Stephen Reid, President and Chief Executive Officer of the Corporation, commented: “Our investment in DLC continues to perform as we expected and we look forward to reporting our consolidated results as at June 30, 2016 which will reflect the Corporation’s 60% interest in almost one month of DLC operations.”
About Founders Advantage Capital Corp.
The Corporation is listed on the TSX Venture Exchange as an Investment Issuer (Tier 1) and employs a passive and permanent investment approach. The Corporation has developed an investment approach to create long-term value for its shareholders and partner entrepreneurs (investees) by pursuing majority interest acquisitions of cash flow positive middle-market privately held entities.
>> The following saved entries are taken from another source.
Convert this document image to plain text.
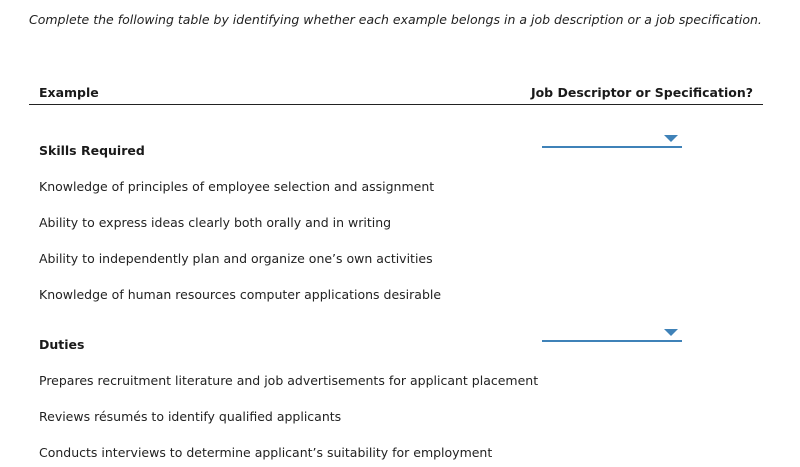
Complete the following table by identifying whether each example belongs in a job description or a job specification.
Example	Job Descriptor or Specification?
Skills Required
Knowledge of principles of employee selection and assignment
Ability to express ideas clearly both orally and in writing
Ability to independently plan and organize one’s own activities
Knowledge of human resources computer applications desirable
Duties
Prepares recruitment literature and job advertisements for applicant placement
Reviews résumés to identify qualified applicants
Conducts interviews to determine applicant’s suitability for employment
The Corporation seeks to win mandates by appealing to the segment of the market which is not aligned with traditional private equity control, royalty monetizations or related structures. The Corporation’s innovative platform offers disproportionate incentives (contractually) for growth in favour of our partner entrepreneurs. This unique platform is designed to appeal to entrepreneurs who believe in the growth of their businesses and who want the added ability to maintain operational control while partnering with a long-term and passive partner.
The Corporation’s common shares are listed on the TSX Venture Exchange under the symbol “FCF”.
For further information please refer to the Corporation’s website at www.advantagecapital.ca.
NEITHER THE TSX VENTURE EXCHANGE NOR ITS REGULATION SERVICES PROVIDER (AS THAT TERM IS DEFINED IN THE POLICIES OF THE TSX VENTURE EXCHANGE) ACCEPTS RESPONSIBILITY FOR THE ADEQUACY OR ACCURACY OF THIS RELEASE.
Caution concerning forward-looking information
This news release or documents referred to herein contain “forward-looking information” and “forward-looking statements” within the meaning of applicable securities laws, including statements regarding the future performance of DLC, that DLC will receive bonus payments for mortgage volumes in the event mortgage volume targets are achieved and the seasonality of DLC’s operations. These information and statements address future activities, events, plans, developments and projections. All statements, other than statements of historical fact, constitute forward-looking statements or forward-looking information. Such forward-looking information and statements are frequently identified by words such as “may”, “will”, “should”, “anticipate”, “plan”, “expect”, “believe”, “estimate”, “intend” and similar terms, and reflect assumptions, estimates, opinions and analysis made by management in light of its experience, current conditions, expectations of future developments and other factors which it believes to be reasonable and relevant. Forward-looking information and statements involve known and unknown risks and uncertainties that may cause actual results, performance and achievements to differ materially from those expressed or implied by the forward-looking information and statements and, accordingly, undue reliance should not be placed thereon. Risks and uncertainties that may cause actual results to vary include, general economic, market and business conditions, risks associated with the Canadian housing sector, fluctuations in interest rates, housing demand in the markets in which DLC and its franchisees operate, DLC’s ability to renew and expand upon its franchise arrangements, as well as other risks and uncertainties which are more fully described in our annual and quarterly Management’s Discussion and Analysis and in other filings made by us with Canadian securities regulatory authorities and available at www.sedar.com. The Corporation disclaims any obligation to update or revise any forward-looking information or statements except as may be required by applicable law.